Backpropagation is simply a combination of chain rule applications. Observe first that $\frac{\partial J}{\partial W^{(L)}_{ij}}$ is decomposed into
$$
\frac{\partial J}{\partial W^{(L)}_{ij}}
=
\sum_k
\frac{\partial J}{\partial z^{(L)}_k}
\frac{\partial z^{(L)}_k}{\partial W^{(L)}_{ij}}
=
\frac{\partial J}{\partial z^{(L)}_i}
\frac{\partial z^{(L)}_i}{\partial W^{(L)}_{ij}}.
$$
(Note that the summand $\frac{\partial z^{(L)}_k}{\partial W^{(L)}_{ij}}$ cancels out since $z_k^{(L)}$ does not depend on $W^{(L)}_{ij}$.) Note that the above is computable since we know $\frac{\partial J}{\partial z^{(L)}_i}$ and $\frac{\partial z^{(L)}_i}{\partial W^{(L)}_{ij}} = a^{(L-1)}_j $ is the forward activation output.
Derivation.
We generalize this principle to early layers one by one. In particular,
$$
\frac{\partial J}{\partial W^{(l)}_{ij}}
=
\frac{\partial J}{\partial z^{(l)}_i}
\frac{\partial z^{(l)}_i}{\partial W^{(l)}_{ij}}
= \frac{\partial J}{\partial z^{(l)}_i} a^{(l-1)}_j.
\tag{1a}
$$
as
$ z^{(l)}_i = \sum_j W^{(l)}_{ij} a^{(l-1)}_j $. Similarly,
$$
\frac{\partial J}{\partial b^{(l)}_{i}}
= \frac{\partial J}{\partial z^{(l)}_i}.
\tag{1b}
$$
Now, it suffices to obtain $\frac{\partial J}{\partial z^{(l)}_i}$, which is obatined by applying chain rule in the backward direction (hence the name backpropagation); in particular, we have
$$
\frac{\partial J}{\partial z^{(l)}_i}
= \sum_k
\frac{\partial J}{\partial z^{(l+1)}_k}
\frac{\partial z^{(l+1)}_k}{\partial z^{(l)}_i}
\tag{2},
$$
which is
$$
\frac{\partial J}{\partial z^{(l)}_i}
= \sum_k
\frac{\partial J}{\partial z^{(l+1)}_k}
\frac{\partial z^{(l+1)}_k}{\partial a^{(l)}_i}
\frac{\partial a^{(l)}_i}{\partial z^{(l)}_i}
=
\sum_k
\frac{\partial J}{\partial z^{(l+1)}_k}
W^{(l+1)}_{ki} g'(z^{(l)}_i)
$$
as $\frac{\partial z^{(l+1)}_k}{\partial a^{(l)}_i} = W^{(l+1)}_{ki}$ and $\frac{\partial a^{(l)}_i}{\partial z^{(l)}_i} = g'(z^{(l)}_i)$. (Here $g'$ is the derivative of $g$.)

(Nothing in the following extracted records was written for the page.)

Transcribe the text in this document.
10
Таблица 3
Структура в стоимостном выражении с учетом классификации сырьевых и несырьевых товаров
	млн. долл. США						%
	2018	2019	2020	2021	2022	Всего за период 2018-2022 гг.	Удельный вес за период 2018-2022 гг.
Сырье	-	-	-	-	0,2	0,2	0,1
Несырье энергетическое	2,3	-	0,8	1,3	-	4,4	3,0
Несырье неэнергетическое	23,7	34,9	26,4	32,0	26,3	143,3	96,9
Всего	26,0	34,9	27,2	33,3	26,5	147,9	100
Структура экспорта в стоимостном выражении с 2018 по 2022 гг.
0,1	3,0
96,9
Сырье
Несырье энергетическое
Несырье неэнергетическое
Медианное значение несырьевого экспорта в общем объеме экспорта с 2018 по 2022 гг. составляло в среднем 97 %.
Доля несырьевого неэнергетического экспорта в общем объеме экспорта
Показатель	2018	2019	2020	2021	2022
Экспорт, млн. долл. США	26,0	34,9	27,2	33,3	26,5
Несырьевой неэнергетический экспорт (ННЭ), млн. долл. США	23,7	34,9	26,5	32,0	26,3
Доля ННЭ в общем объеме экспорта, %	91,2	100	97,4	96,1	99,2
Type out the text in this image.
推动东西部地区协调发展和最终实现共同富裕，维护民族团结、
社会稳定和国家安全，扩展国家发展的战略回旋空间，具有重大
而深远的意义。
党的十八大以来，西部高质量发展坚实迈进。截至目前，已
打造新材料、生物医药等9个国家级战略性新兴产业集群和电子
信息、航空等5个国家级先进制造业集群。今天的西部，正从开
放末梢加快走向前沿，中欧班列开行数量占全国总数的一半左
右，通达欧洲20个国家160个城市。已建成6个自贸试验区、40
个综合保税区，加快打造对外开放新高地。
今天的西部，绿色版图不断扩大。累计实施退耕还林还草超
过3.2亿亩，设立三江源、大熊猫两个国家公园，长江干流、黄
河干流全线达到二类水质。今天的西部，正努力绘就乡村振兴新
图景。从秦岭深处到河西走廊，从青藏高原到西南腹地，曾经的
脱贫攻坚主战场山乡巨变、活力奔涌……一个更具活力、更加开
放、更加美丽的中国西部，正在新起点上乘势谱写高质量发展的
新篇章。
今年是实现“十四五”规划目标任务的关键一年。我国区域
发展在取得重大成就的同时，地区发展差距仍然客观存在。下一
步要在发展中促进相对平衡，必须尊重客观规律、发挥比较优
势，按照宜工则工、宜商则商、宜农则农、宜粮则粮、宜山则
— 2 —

In the matrix form, the above equations (1a), (1b), and (2) can be stated as follows:
$$
\nabla_{W^{(l)}} J = \nabla_{z^{(l)}} J \cdot a^{(l-1)T},
\tag{1a-m}
$$
$$
\nabla_{b^{(l)}} J = \nabla_{z^{(l)}} J,
\tag{1a-m}
$$
$$
\nabla_{z^{(l)}} J = (W^{(l+1)T} \cdot \nabla_{z^{(l+1)}} J) \odot g'(z^{(l)})
\tag{2-m}
$$
Here, $\cdot$ is the matrix multiplication, $\odot$ is Hadamard product, and $\nabla_{W^{(l)}} J$ is the matrix that contains $\frac{\partial J}{\partial W^{(L)}_{ij}}$ as its $i$-th row $j$-th column element.